岡島氏ははじめに、「ドコモでは、携帯電話のネットワークは携帯電話がいつでもどこでも電話やメールなどを着信できるように、各基地局のエリア内にいる携帯電話を把握しており、このデータで通話相手がどの基地局のエリア内にいるのかを判断している。ユーザーが移動すると、どの基地局のエリア内にいるのかのデータが更新される。このデータを運用データと呼んでいる」と説明。この運用データを使って、基地局のエリアごとにどんなユーザーがいるのかを性別や年代の属性ごとにその数を把握することができ、モバイル空間統計は、「この数にNTTドコモの携帯電話の普及率を基に修正を行い、人口分布を推計した結果」(岡島氏)だという。

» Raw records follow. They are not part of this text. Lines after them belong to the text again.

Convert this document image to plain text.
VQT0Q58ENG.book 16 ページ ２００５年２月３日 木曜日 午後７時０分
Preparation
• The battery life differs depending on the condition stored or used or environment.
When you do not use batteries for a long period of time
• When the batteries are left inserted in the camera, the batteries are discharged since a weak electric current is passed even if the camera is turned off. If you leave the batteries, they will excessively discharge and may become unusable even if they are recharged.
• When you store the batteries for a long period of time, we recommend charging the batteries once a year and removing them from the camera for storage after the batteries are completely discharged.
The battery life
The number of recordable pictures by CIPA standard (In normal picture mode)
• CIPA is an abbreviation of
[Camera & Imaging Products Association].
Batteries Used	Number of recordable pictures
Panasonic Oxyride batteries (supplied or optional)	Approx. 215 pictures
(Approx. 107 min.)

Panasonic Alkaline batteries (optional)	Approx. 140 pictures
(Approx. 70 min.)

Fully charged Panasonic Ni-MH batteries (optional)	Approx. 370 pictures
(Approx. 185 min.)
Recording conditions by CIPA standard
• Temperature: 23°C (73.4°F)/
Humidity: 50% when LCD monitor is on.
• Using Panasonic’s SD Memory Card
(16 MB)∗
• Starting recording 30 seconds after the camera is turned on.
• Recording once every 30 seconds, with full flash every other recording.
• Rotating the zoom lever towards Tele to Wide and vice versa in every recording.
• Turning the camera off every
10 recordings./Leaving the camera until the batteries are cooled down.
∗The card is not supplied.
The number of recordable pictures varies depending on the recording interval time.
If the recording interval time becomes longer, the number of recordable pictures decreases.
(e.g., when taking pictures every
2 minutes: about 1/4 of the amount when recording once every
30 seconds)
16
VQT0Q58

研究の概要を説明するNTTドコモ 先端技術研究所 ネットワークシステム 研究グループ 主幹研究員 岡島一郎氏

モバイル空間統計は、携帯電話システムを運用するためのデータを利用している

モバイル空間統計では、人口分布、人口構成、移動人口などが把握でき、人口分布からは人口の地理的な分布、人口構成からは性別・年齢別の人口、移動人口からはエリア間を移動する人口が分かる。「実際に23区内の人の動きなどに関するデモを行ったが、24時間を通して、通勤時間帯にどのように人々が移動しているのかを見ることができた」と岡島氏は説明する。

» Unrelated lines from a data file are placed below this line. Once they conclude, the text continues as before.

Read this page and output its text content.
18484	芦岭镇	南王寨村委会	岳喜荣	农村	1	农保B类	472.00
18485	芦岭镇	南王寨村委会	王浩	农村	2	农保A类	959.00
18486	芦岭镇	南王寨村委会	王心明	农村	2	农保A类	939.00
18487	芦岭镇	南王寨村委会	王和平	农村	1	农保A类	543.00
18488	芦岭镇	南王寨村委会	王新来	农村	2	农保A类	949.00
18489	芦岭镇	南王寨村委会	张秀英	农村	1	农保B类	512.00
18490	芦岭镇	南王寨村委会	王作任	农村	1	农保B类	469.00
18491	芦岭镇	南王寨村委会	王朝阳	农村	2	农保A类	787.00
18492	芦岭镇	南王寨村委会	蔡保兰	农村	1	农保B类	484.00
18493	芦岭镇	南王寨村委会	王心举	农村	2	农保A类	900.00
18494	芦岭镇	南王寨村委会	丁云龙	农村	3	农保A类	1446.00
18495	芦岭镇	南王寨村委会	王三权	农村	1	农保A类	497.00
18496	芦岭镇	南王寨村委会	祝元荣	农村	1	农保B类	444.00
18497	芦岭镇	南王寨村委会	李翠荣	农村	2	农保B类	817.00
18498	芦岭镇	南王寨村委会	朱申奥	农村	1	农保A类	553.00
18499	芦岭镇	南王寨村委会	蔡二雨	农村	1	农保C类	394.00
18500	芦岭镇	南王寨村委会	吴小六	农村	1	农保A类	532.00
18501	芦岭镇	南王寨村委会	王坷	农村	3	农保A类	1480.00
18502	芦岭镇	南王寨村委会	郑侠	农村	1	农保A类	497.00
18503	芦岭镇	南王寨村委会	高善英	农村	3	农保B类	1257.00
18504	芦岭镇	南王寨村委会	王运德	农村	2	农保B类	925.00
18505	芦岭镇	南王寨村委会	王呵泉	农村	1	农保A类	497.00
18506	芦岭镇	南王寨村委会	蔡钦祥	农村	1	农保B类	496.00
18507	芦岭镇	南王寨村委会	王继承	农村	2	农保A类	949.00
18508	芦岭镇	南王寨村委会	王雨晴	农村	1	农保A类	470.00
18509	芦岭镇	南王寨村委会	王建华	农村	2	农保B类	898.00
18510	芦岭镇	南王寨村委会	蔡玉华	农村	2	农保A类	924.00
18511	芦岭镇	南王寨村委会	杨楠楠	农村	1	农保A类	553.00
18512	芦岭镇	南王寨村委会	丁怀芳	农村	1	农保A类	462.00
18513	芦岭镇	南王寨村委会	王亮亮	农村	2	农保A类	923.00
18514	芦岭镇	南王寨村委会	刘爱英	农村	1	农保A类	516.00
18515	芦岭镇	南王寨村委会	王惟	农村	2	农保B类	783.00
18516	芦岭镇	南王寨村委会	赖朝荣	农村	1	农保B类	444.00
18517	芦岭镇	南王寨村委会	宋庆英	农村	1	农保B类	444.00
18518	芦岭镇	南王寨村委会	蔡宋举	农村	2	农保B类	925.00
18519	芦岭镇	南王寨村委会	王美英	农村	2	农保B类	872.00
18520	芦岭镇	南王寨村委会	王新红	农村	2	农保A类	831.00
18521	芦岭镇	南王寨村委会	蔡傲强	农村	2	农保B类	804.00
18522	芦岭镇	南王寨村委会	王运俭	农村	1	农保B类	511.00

人口分布のデモ。朝5時だと、まだ都心に人が集中していない

9時をすぎて、通勤時間帯になると都心部に人口が集中してきているのが分かる

新宿と巣鴨の人口構成のデモ。20時ぐらいだと、新宿はピラミッド型、巣鴨は高い年齢の方までまんべんなくいる

新宿と巣鴨の5時ぐらいの人口構成。新宿は人がいなくなっている

携帯電話サービスの運用データを元データに利用しているため、カバレッジはFOMAのサービスエリアに、屋外の空間解像度はFOMA基地局の設置間隔に依存する。東京23区では500mほど、郊外では数km程度となる。時間解像度は、FOMA基地局がエリア内にある携帯電話を把握する頻度に依存するため約1時間ごとという特性を持っているという。

なお、元データは、携帯電話の番号、契約者情報が記録されており、プライバシーが含まれている。そこで、プライバシー保護のため、個人識別性の除去を行う非識別化処理を行い、個人を特定できない情報に変換し、その上で、ドコモの普及率を加味して人口を推計している。このような自主ルールの基準は今後、「モバイル空間統計ガイドライン」として公開し、寄せられた次第で、統計の実施基準を変更するとしている。

FOMAの運用データを使っているため、モバイル空間統計の特性はFOMAネットワークの特性に依存している

モバイル空間統計の作成方法。個人を特定できないように集計している

モバイル空間統計で得た統計データは、公共分野、学術研究分野、産業分野への応用が期待されている。公共分野では、街づくりや防災計画などで客観性のある基礎データとしての活用が期待されているという。今回の東京大学との共同研究は、この公共分野の研究が行われる。

共同研究は3つのフェーズに分けて実施される。フェーズ1では、モバイル空間統計を活用して人口変動を推計し、柏市の季節・曜日・時間による属性別人口の変動を把握する。フェーズ2では、人口変動と都市空間(公共施設、公共交通機関、公園、住宅地といった実際の街の構成要素)の関係性を分析する。フェーズ3では、都市空間の有効利用計画の立案を行い、高齢者向け公共施設の設置、公園の改良、コミュニティバスの整備などを提案する。

統計は、公共分野、学術研究分野、産業分野に対して有用な情報基盤となることが期待されている

共同研究は、モバイル空間統計を活用した人口変動の推計、人口変動と都市空間の関係性の分析、都市空間の有効利用計画の立案の3つのフェーズを想定して実施される

主に、NTTドコモが「モバイル空間統計」のデータを提供、東京大学で検証、応用の研究を進める。研究段階のモバイル空間統計が、「実際に使えるかどうか」「どのように応用できるか」を検討していくとしている。